The scientists want to find out whether the energy output from the burning hydrogen — which reached a heat of more than 3,000 degrees Fahrenheit — would be enough to power a car or other heavy machinery.
OK. Who else sees the beginner-obvious problem with this "discovery"?
Hint: The Laws of Thermodynamics.
This is, of course, beyond both the AP and the government bureaucracy.
no subject
Currently, the technology of fuel cells "burning" hydrogen produced from liquid hydrocarbon fuel by a reformer is looking a lot more technically feasible. Much of the current research is going into methanol reformers (http://en.wikipedia.org/wiki/Methanol_reformer), but methanol reformers have the drawback that even though the reformer/fuel-cell combination is much more efficient than burning the hydrocarbons in an internal combustion engine, the reformer still produces CO2 as a by-product.
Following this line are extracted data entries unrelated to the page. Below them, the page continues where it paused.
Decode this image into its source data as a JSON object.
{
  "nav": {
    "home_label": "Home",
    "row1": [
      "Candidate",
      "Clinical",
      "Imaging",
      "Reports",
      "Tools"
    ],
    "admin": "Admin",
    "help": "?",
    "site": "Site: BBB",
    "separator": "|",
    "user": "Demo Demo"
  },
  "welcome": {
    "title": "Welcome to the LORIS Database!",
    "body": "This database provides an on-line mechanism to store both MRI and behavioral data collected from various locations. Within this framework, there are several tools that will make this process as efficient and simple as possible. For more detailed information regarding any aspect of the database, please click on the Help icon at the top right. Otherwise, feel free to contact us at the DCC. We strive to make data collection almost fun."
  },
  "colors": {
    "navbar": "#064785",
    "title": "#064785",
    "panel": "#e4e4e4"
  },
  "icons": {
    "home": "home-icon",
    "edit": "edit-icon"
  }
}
It'd be nice to see really practical fuel-cell cars, but it's too early yet to tell whether it's actually going to happen. The Tesla roadster (http://www.teslamotors.com/index.php) has proved that an electric vehicle can perform well enough and operate economically enough to be accepted in the market (the Tesla's power cost of 2¢/mile compares very favorably with internal-combustion powered vehicles running on gasoline, diesel, or liquefied petroleum gas), but that's only half the problem. It's also got to be affordable to the mass market, both to own and to maintain; the Tesla costs about $100,000, far beyond what most people can afford to spend on a car. (According to Tesla, this includes the cost of recycling the battery pack when it wears out, but they're rather cagey about how much that cost actually is.)